Willi Tell – Die Axt von Altona


Wem gehört die Stadt?

Statt des Vierwaldstätter Sees, von der Stimme auf den Kopfhörern erzählt, sieht und hört man zunächst nur die Altonaer Autobahn. Ein Mann in rotweißkariertem Hemd mit einer Axt auf der Schulter geht vorbei. Wilhelm Tell?
Das freie Theaterensemble „Die Azubis“ hat sich den Schweizer Freiheitskämpfer „Wilhelm Tell“ zum Vorbild genommen und ihn in Hamburg auf die Straßen geschickt. Er kämpft hier seinen Kampf gegen die Oberen für sein Stückchen Heimat. Auf dem Gang in der kleinen Theatergruppe wird er immer wieder auftauchen, bis sie über einer Station im Deckel- Park in seinem Garten angekommen ist. Himmlische Ruhe, Vogelgezwitscher, Blütenmeere und Grün im Überfluss statt Grau und Dauerrauschen sind hier zu sehen und zu hören. Doch die Idylle ist von kurzer Dauer. Ein Stadtvertreter im Einreiher und mit Intellektuellenbrille taucht plötzlich auf und komplimentiert die Gruppe heraus. Der Garten sei Stadteigentum. Man landet im Lichthof.

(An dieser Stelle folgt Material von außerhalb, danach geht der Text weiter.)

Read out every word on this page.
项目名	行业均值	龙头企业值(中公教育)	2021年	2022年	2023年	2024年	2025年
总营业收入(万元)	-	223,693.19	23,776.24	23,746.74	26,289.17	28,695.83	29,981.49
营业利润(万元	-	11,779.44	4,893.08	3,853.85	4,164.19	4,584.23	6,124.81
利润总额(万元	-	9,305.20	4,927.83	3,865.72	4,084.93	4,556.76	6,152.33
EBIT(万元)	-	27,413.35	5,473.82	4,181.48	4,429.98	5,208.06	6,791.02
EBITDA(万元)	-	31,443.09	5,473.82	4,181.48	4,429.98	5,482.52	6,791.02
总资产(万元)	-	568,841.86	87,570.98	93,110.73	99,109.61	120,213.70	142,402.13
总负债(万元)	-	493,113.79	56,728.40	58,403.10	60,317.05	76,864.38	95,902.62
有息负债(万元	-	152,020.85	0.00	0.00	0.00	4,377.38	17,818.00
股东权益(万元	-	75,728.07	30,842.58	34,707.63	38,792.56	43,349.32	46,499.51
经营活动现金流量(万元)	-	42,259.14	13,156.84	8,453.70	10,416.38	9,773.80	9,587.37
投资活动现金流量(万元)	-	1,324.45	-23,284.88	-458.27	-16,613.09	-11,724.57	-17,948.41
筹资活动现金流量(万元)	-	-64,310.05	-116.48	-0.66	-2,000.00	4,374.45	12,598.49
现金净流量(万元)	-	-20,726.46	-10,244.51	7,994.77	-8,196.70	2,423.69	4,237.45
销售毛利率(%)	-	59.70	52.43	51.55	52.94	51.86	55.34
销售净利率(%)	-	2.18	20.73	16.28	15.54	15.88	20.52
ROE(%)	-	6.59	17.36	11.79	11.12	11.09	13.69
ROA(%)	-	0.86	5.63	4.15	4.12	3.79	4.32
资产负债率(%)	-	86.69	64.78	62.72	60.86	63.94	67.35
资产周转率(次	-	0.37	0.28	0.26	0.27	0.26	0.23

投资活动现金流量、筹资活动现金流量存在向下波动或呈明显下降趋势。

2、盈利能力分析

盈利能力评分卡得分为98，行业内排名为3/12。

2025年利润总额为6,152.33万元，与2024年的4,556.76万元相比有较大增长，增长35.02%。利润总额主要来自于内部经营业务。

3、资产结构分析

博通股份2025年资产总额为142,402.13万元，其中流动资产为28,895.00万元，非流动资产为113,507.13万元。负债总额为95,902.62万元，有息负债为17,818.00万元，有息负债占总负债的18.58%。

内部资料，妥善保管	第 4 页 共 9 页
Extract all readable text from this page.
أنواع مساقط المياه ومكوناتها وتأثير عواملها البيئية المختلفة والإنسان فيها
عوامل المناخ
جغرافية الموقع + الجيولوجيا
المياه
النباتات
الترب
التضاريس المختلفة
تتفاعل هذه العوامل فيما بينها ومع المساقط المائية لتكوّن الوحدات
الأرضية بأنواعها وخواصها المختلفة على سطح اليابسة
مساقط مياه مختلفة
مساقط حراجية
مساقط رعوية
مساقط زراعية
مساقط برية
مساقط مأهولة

Willi lädt ein in seinen Garten in Puppenformat, der Grill wird angeworfen und Willi redet sich in Rage. Der Garten soll ihm weggenommen werden, von der Stadt, die den Deckel über der Autobahn bauen will. Sie braucht dazu die Erlöse aus den Grundstücksverkäufen, auf denen auch Willis Garten liegt. Damit ist Willi gar nicht einverstanden. Christian springt auf. Er als Anwohner der Autobahn ist für den Deckel, denn er verspricht sich Ruhe, Verbindung der Stadtteile und mehr Grün. Kurzerhand rollt er den Deckel als grünen Läufer zwischen Schnelsen und Othmarschen aus. Legofiguren werden ausgekippt und das Publikum darf den Deckel begrünen, bebauen und bevölkern. Doch die Aufwertung der angrenzenden Stadtteile hat auch seine Nachteile: Die Immobilienpreise werden anstiegen, Mieter verdrängt werden, was sogleich mit einer „Reise nach Jerusalem“ nachgespielt wird. Hinter Christian zeichnen sich auf der Leinwand die schönen neuen Wohnträume ab. Nicht enden wollende Hochhäuser, die den immer gleichen Wabenbalkon in schneeweiße Höhen stapelt. Davor platziert sich der Stadtvertreter: Es gebe keine Alternative, Hamburg sei eine Stadt des Wachstums. Wohnraum müsse her.
Die Azubis lassen in „Willi Tell, die Axt von Altona“ alle Parteien zu Wort kommen, mit denen sie in den Vorarbeiten zu ihrem Stück gesprochen haben. So ist ein vielschichtiger Beitrag zur Stadtentwicklung entstanden, der zunächst durch Sinneseindrücke beim Stadtspaziergang emotional auf das Thema einstimmt und dann spielerisch zur Diskussion zwischen den Meinungsfraktionen überleitet. Wem gehört die Stadt? Wofür lohnt es zu kämpfen? Ins Wespennest dieser Fragen stoßen die Azubis zielsicher mit Altonaer Willi Tell-Adaption.